Don’t wait for the regulator – here’s how to avoid being ripped off on fund fees

The UK’s financial sector watchdog, the Financial Conduct Authority (FCA), has just published the results of a review into the fund management business.

I won’t say it’s a right riveting read, but it does – yet again – make some highly pertinent points about the financial industry overcharging left, right and centre. And this time it indicates more clearly what the regulator plans to do about it.

Of course, it will still take quite a while to put the recommendations into place.

The good news is that you don’t have to wait. You can quite easily avoid the worst rip-offs in the City already.

Here’s how…

Asset managers make too much money

We’ll be writing in more detail about the FCA’s latest criticism of the asset management industry (it’s the Asset Management Market Study if you want to read it firsthand). But if you’ve been reading MoneyWeek or Money Morning for any length of time, you’ll be familiar with the biggest issues.

Simply put, asset managers make too much money for the FCA’s liking. Competition is meant to drive down prices and drive up quality. Instead, investors are being charged the same high prices they were a decade ago (annual fees have averaged about 1.6% for ages and show no sign of coming down).

Asset managers’ profit margins have averaged 36% over the past six years. That’s a nice business to be in. Those margins shoudn’t really be sustainable if competition is working in the sector.

So what does the FCA want to do about it? One reason that prices haven’t come down is a lack of transparency about what funds actually cost. So the FCA wants a single all-in fee, so it’s clear to investors what they are being charged, and easier to compare prices between funds.

This all-in fee would include things such as trading costs, which aren’t currently included in the usual numbers you see quoted for funds.

This sounds like a sensible idea. An added bonus is that if trading costs have to come out of a fixed fee, then there’s likely to be less trading. That would be an improvement, as it makes managers take a longer-term view.

Of course, all of this will take a while to put in to place, and there’s plenty of room for dilution in the meantime. And some people think the reforms don’t go far enough. Certainly, the impact on the share prices of asset managers was muted, which shows that the market felt the review was no tougher than expected.

The good news is that you don’t have to wait for the FCA to do anything. All of the solutions to the problems of active management already exist for private investors like you and me.

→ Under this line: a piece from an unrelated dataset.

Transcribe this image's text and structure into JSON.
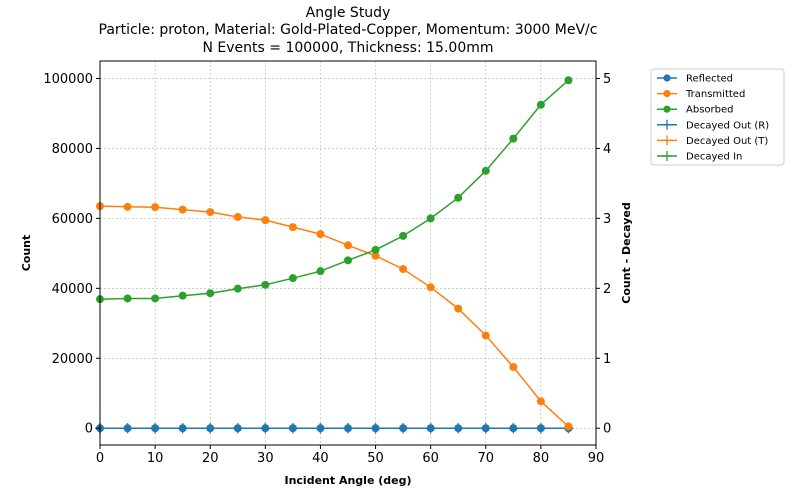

How not to get ripped off by the City

The obvious one in terms of keeping costs low is to use passive funds where suitable. Remember, a passive fund simply tracks an underlying market index. It will deliver you the return on the index, less costs. The costs are much lower than a similar active fund, which tries to beat the index but often fails to do so.

Sometimes, it’s a bad idea to buy a passive fund. For example, when a market is rampantly overpriced, then I wouldn’t be keen to invest in it using a passive fund. However, I wouldn’t use an active fund to invest in a rampantly overpriced market either. I just wouldn’t invest in that particular market at all.

However, if you find a market that’s cheap and that you want to invest in, then a passive fund should usually be the first thing you consider. If the market goes up, your tracker will go up, too. If you buy an active fund instead, there’s no guarantee that it will prosper just because the wider index does.

Also, costs are the one thing you have control over as an investor. So keeping them as low as possible should be one of your priorities. Passive funds are generally a lot cheaper than active funds.

So, that’s passive funds. If you’re looking for an active option – you think you’ve found an attractive strategy, headed up by a high-conviction manager, for example – then my first port of call would be investment trusts. These are, in effect, actively managed funds that are listed on the stockmarket. You buy and sell shares in the investment trust as you would buy and sell shares in any listed company.

Investment trusts sometimes trade at a premium (the shares are worth more than the underlying portfolio) or more commonly, at a discount (the shares are worth less than the underlying portfolio). That can be appealing if the share price trades at a significant discount. But what’s more important is that investment trusts have a decent record of outperforming the market compared to other active funds.

In short, you don’t have to buy the overpriced, underperforming rubbish that the City is trying to sell you. There are already plenty of other options, even before the regulator gets its teeth into the industry. So just do a tiny bit of homework and you can easily sidestep all the problems the FCA has highlighted. And hopefully, in the longer term, you won’t have to.


  • 4-caster

    I don’t like passive funds, because when they grow to constitute a large proportion of a market, they destroy that market. A market needs differing opinions to establish a healthy two-way traffic between buyers and sellers, on small margins. Concentrating a particular asset class into the hands of a passive fund takes its investors out of the valuation mechanism. But trackers are at least cheaper to trade than “closet trackers”.